Justice is also an issue, when it comes to the debate on the morality of death penalty. Supporters of death penalty argue that the death sentence is demanded, in certain cases, for justice to be served. This argument is deeply rooted in the ‘an eye for an eye’ concept which is shared by America’s religious values. While justice might seem to be served to the victim, when a murderer is handed the death sentence, a question that arises is that, has justice been served to the culprit? With the highly sophisticated crimes of today, justice systems become affected, where errors occur in the course of investigations. This can lead to an innocent person being condemned to death. Even when it comes to the real murderers, there is no doubt that taking another person’s life cannot replace the life that he/she took (Dear, 2008). It doesn’t necessarily mean that justice has been served. Besides, there is no statistical evidence which shows that the death penalty deters potential murderers from committing their heinous crimes. While it is argued that the death penalty prevents the person from committing other crimes, a lesser sentence, like a life sentence, can adequately serve this purpose. It is on these grounds that the death penalty should be done away with and replaced with a lesser sentence such as a life sentence.

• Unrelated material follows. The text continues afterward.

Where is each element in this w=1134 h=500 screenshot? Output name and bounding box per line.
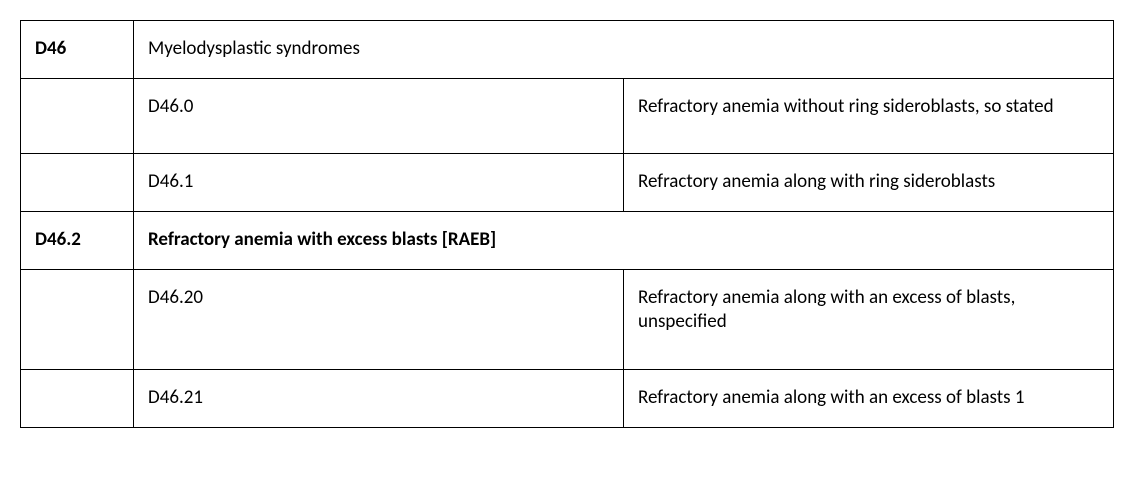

The death penalty will always be a significant and divisive issue in America. Congress has, continually, been partly supportive of the practice to instill fear and deter murders. However, there is no statistical evidence that the death penalty deters potential murderers from committing murder. While the death penalty may be lawfully justifiable in the sense of the long held concept of ‘an eye for an eye’, it is barely morally justifiable since it goes against the moral principle of beneficence and nonmaleficence. A death penalty is just another way of causing more harm and putting more people to death, rather than upholding the sanctity of life. It does little to bring back to life the murdered person. A life sentence can be sufficiently able to prevent the murderer from committing more murders. It can help promote the goodness of mankind, which is to be kind and merciful even to a murderer. This will greatly enhance the concept of a moral society that is preoccupied with doing good things. Ultimately, this will likely benefit everyone.